Пусть вам не кажется, что вопрос этот был чисто риторическим. Между нами давно существует молчаливый уговор, что машина — единственная принадлежащая Вулфу собственность, распоряжаюсь которой я.

— Надолго? — спросил я.

— Сегодня на весь день, на вечер, и, возможно, еще немного завтра.

Я взглянул на свои часы: шесть пятьдесят пять.

— От сегодня уже почти ничего не осталось. О'кэй. Можно узнать, зачем?

— Пока нет. Может статься, — искать ветра в поле. Как у вас сегодня с обедом?

— Не знаю. — Я встал. — Может, мороженым пообедаю, если найду. — Я подошел к двери, повернулся, предложил: — А гуся пусть за меня Сол съест, — и вышел.

Я поймал такси на Десятой авеню и, став частичкой тысячеколесного железного червя, направился к центру города, а потом через Сорок восьмую Авеню на Ист-Сайд. Да, рассуждал я, скорее всего, он что-то нащупал, ведь Сол берет уже полсотни зелененьких в день — солидный кусок, если учесть, что его отрывают от одной разнесчастной тысчонки, но увязать мороженое с пустыми грелками я так и не сумел. Правда, не исключено, что Сола он посылает совершенно по другому следу. Ну и бог с ним. Эта его манера постоянно темнить давно перестала действовать мне на нервы.

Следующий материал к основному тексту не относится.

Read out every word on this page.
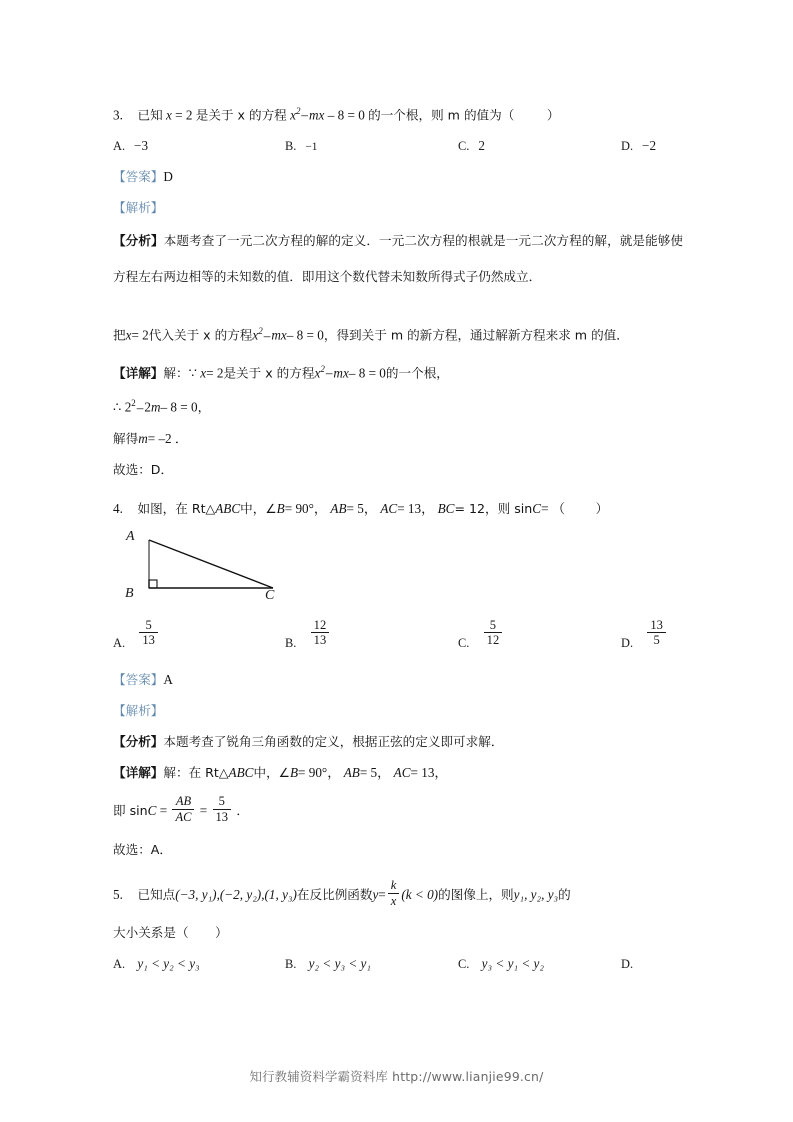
3. 已知 x = 2 是关于 x 的方程 $x^2-mx - 8 = 0$ 的一个根，则 m 的值为（	）
A. −3	B. −1	C. 2	D. −2
【答案】D
【解析】
【分析】本题考查了一元二次方程的解的定义．一元二次方程的根就是一元二次方程的解，就是能够使方程左右两边相等的未知数的值．即用这个数代替未知数所得式子仍然成立．
把x= 2代入关于 x 的方程$x^2-mx-$ 8 = 0，得到关于 m 的新方程，通过解新方程来求 m 的值．
【详解】解：∵ x= 2是关于 x 的方程$x^2-mx-$ 8 = 0的一个根，
∴ $2^2-2m-$ 8 = 0，
解得m= –2 ．
故选：D．
4. 如图，在 Rt△ABC中，∠B= 90°， AB= 5， AC= 13， BC= 12，则 sinC= （ ）
A
B	C
A. $\frac{5}{13}$	B. $\frac{12}{13}$	C. $\frac{5}{12}$	D. $\frac{13}{5}$
【答案】A
【解析】
【分析】本题考查了锐角三角函数的定义，根据正弦的定义即可求解．
【详解】解：在 Rt△ABC中，∠B= 90°， AB= 5， AC= 13，
即 $\sin C = \frac{AB}{AC} = \frac{5}{13}$ ．
故选：A．
5. 已知点(−3, y₁),(−2, y₂),(1, y₃)在反比例函数$y= \frac{k}{x} (k < 0)$的图像上，则y₁, y₂, y₃的
大小关系是（ ）
A. y₁ < y₂ < y₃	B. y₂ < y₃ < y₁	C. y₃ < y₁ < y₂	D.
知行教辅资料学霸资料库 http://www.lianjie99.cn/
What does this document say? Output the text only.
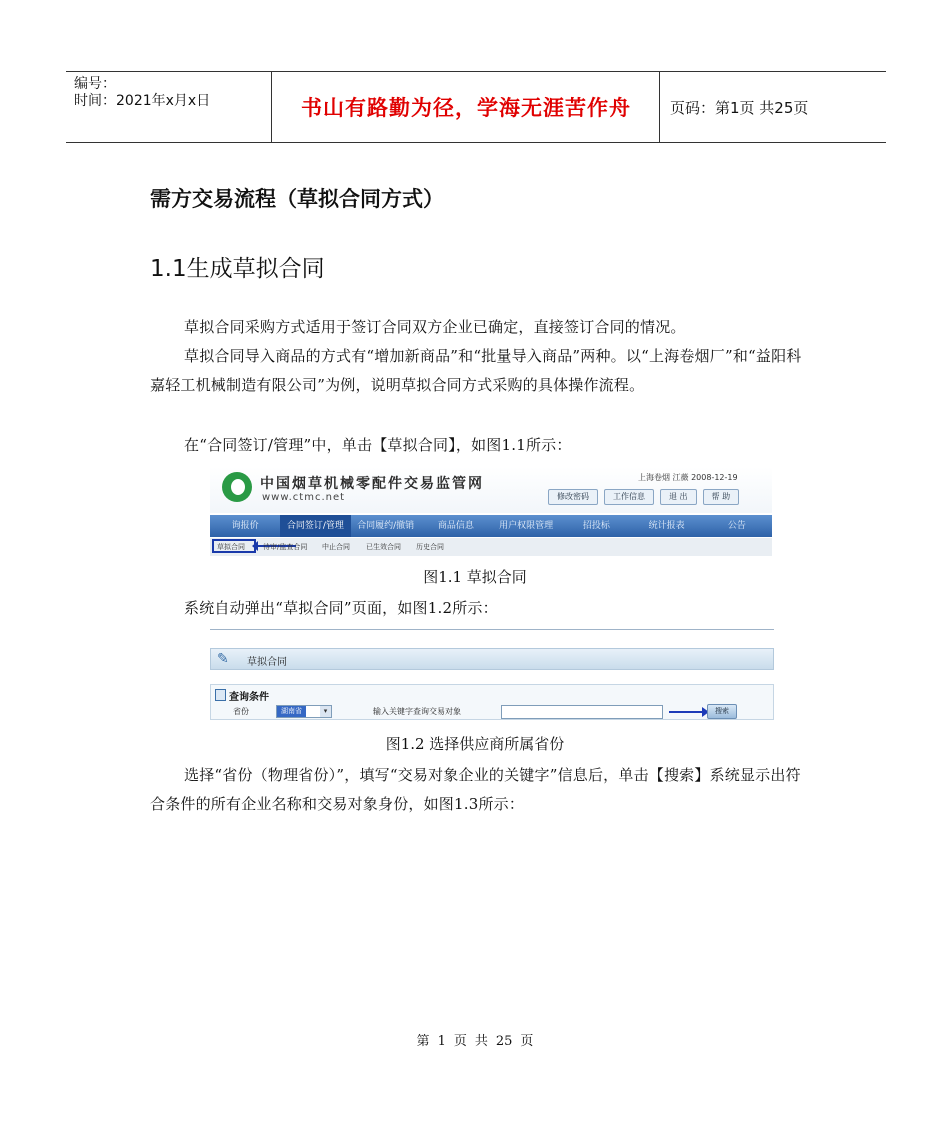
编号：
时间：2021年x月x日	书山有路勤为径，学海无涯苦作舟	页码：第1页 共25页
需方交易流程（草拟合同方式）
1.1生成草拟合同
草拟合同采购方式适用于签订合同双方企业已确定，直接签订合同的情况。
草拟合同导入商品的方式有“增加新商品”和“批量导入商品”两种。以“上海卷烟厂”和“益阳科嘉轻工机械制造有限公司”为例，说明草拟合同方式采购的具体操作流程。
在“合同签订/管理”中，单击【草拟合同】，如图1.1所示：
中国烟草机械零配件交易监管网
www.ctmc.net
上海卷烟 江薇 2008-12-19
修改密码	工作信息	退 出	帮 助
询报价	合同签订/管理	合同履约/撤销	商品信息	用户权限管理	招投标	统计报表	公告
草拟合同	待审/监查合同 中止合同 已生效合同 历史合同
图1.1 草拟合同
系统自动弹出“草拟合同”页面，如图1.2所示：
✎	草拟合同
查询条件
省份	湖南省	▾	输入关键字查询交易对象	搜索
图1.2 选择供应商所属省份
选择“省份（物理省份）”，填写“交易对象企业的关键字”信息后，单击【搜索】系统显示出符合条件的所有企业名称和交易对象身份，如图1.3所示：
第 1 页 共 25 页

Квартира, которую я искал, была на Сорок восьмой Авеню, между Лексингтон-сквер и Третьей улицей, в старом кирпичном четырехэтажном доме, перекрашенном в желтый цвет. В вестибюле, у второй сверху кнопки, я увидел крохотную полоску бумаги, на которой едва помещались две фамилии — «Горен» и «Полетти». Я нажал на кнопку, дождался, когда раздадутся щелчки, открыл дверь, вошел и поднялся по узкой лестнице на два пролета вверх; ступеньки были чисто вымыты — видимо, для разнообразия, — и покрыты ковровой дорожкой. Я вышел на лестничную площадку, и тут меня поджидал сюрприз. Открылась дверь, и на пороге появился некто, чья фамилия не была ни Горен, ни Полетти. Там стоял Джонни Эрроу и, прищурившись, смотрел на меня.

— О, — сказал он, — а я думал, это Пол Файф.

Я шагнул вперед.

— Если вас не очень затруднит, — сказал я, — я хотел бы поговорить с мисс Горен.

— О чем?

Его явно надо было слегка приопустить на землю.

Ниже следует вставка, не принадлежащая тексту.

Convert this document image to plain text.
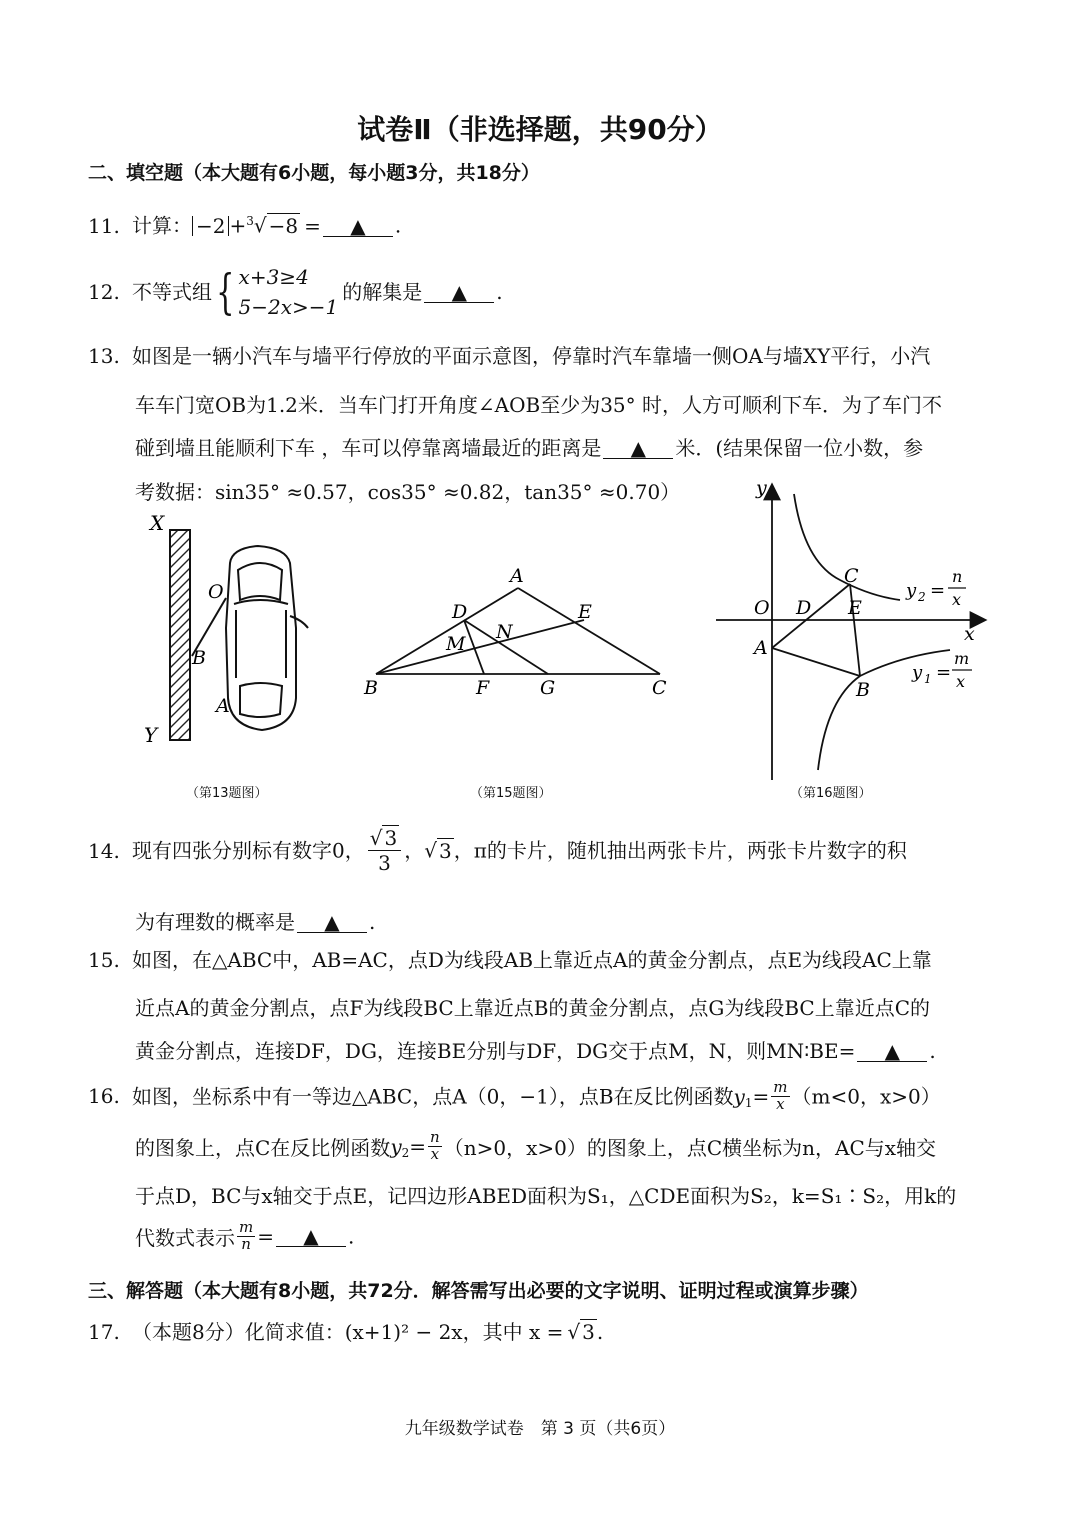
试卷Ⅱ（非选择题，共90分）
二、填空题（本大题有6小题，每小题3分，共18分）
11. 计算： −2 +$^3$√ −8 = ▲ .
12. 不等式组 { x+3≥4
5−2x>−1
的解集是 ▲ .
13. 如图是一辆小汽车与墙平行停放的平面示意图，停靠时汽车靠墙一侧OA与墙XY平行，小汽
车车门宽OB为1.2米．当车门打开角度∠AOB至少为35° 时，人方可顺利下车．为了车门不
碰到墙且能顺利下车 ，车可以停靠离墙最近的距离是 ▲ 米．(结果保留一位小数，参
考数据：sin35° ≈0.57，cos35° ≈0.82，tan35° ≈0.70）
X
Y
O
B
A
（第13题图）
A
B	C
D	E
F	G
M
N
（第15题图）
y
x
O D E
C
A
B
y 2 =
n
x
y 1 =
m
x
（第16题图）
14. 现有四张分别标有数字0， $\frac{√ 3}{3}$ ，√ 3 ，π的卡片，随机抽出两张卡片，两张卡片数字的积
为有理数的概率是 ▲ .
15. 如图，在△ABC中，AB=AC，点D为线段AB上靠近点A的黄金分割点，点E为线段AC上靠
近点A的黄金分割点，点F为线段BC上靠近点B的黄金分割点，点G为线段BC上靠近点C的
黄金分割点，连接DF，DG，连接BE分别与DF，DG交于点M，N，则MN∶BE= ▲ .
16. 如图，坐标系中有一等边△ABC，点A（0，−1），点B在反比例函数$y_1= \frac{m}{x} (m<0$，x>0）
的图象上，点C在反比例函数$y_2= \frac{n}{x} (n>0$，x>0）的图象上，点C横坐标为n，AC与x轴交
于点D，BC与x轴交于点E，记四边形ABED面积为S₁，△CDE面积为S₂，k=S₁∶S₂，用k的
代数式表示 $\frac{m}{n}$ = ▲ .
三、解答题（本大题有8小题，共72分．解答需写出必要的文字说明、证明过程或演算步骤）
17. （本题8分）化简求值：(x+1)² − 2x，其中 x = √ 3 .
九年级数学试卷　第 3 页（共6页）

— Ну и дела, — сказал я. — Только вчера вы бахвалились, что пригласили ее на обед. Неужто успели уже дослужиться до сторожевой собачки? Мне нужно задать ей один вопрос.

Секунду мне казалось, что он спросит — какой именно вопрос, и ему, видимо, тоже так казалось, но он решил обойтись просто коротким смешком.

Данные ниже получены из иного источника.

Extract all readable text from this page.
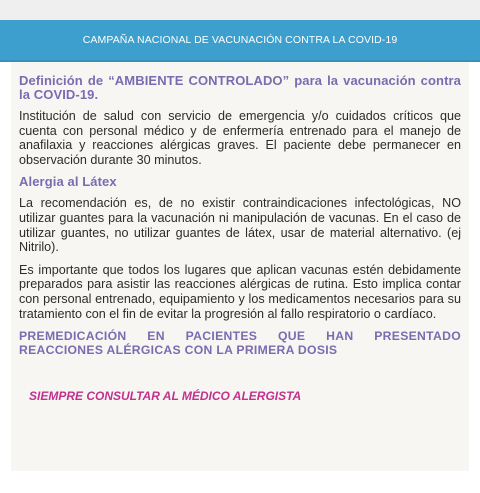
CAMPAÑA NACIONAL DE VACUNACIÓN CONTRA LA COVID-19
Definición de “AMBIENTE CONTROLADO” para la vacunación contra la COVID-19.

Institución de salud con servicio de emergencia y/o cuidados críticos que cuenta con personal médico y de enfermería entrenado para el manejo de anafilaxia y reacciones alérgicas graves. El paciente debe permanecer en observación durante 30 minutos.

Alergia al Látex

La recomendación es, de no existir contraindicaciones infectológicas, NO utilizar guantes para la vacunación ni manipulación de vacunas. En el caso de utilizar guantes, no utilizar guantes de látex, usar de material alternativo. (ej Nitrilo).

Es importante que todos los lugares que aplican vacunas estén debidamente preparados para asistir las reacciones alérgicas de rutina. Esto implica contar con personal entrenado, equipamiento y los medicamentos necesarios para su tratamiento con el fin de evitar la progresión al fallo respiratorio o cardíaco.

PREMEDICACIÓN EN PACIENTES QUE HAN PRESENTADO REACCIONES ALÉRGICAS CON LA PRIMERA DOSIS
SIEMPRE CONSULTAR AL MÉDICO ALERGISTA
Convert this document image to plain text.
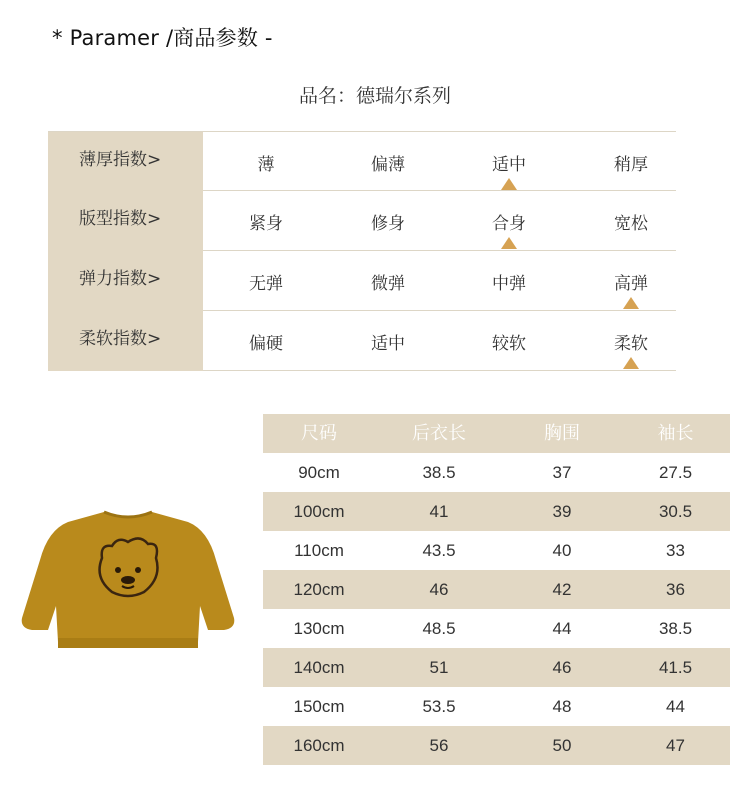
* Paramer /商品参数 -
品名：德瑞尔系列
薄厚指数>	薄	偏薄	适中	稍厚
版型指数>	紧身	修身	合身	宽松
弹力指数>	无弹	微弹	中弹	高弹
柔软指数>	偏硬	适中	较软	柔软
尺码	后衣长	胸围	袖长
90cm	38.5	37	27.5
100cm	41	39	30.5
110cm	43.5	40	33
120cm	46	42	36
130cm	48.5	44	38.5
140cm	51	46	41.5
150cm	53.5	48	44
160cm	56	50	47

Он пригласил меня внутрь, провел через дверь с аркой в гостиную, набитую, чисто по-женски, всяким хламом, исчез куда-то и через минуту вернулся.

— Она переодевается, — сообщил он. Он сел. — Вы что-то там говорили насчет бахвальства? — В его медлительной речи звучало дружелюбие. — Мы вернулись буквально десять минут назад — играли в теннис, а сейчас собираемся пойти пожевать. Сегодня утром я хотел вам позвонить.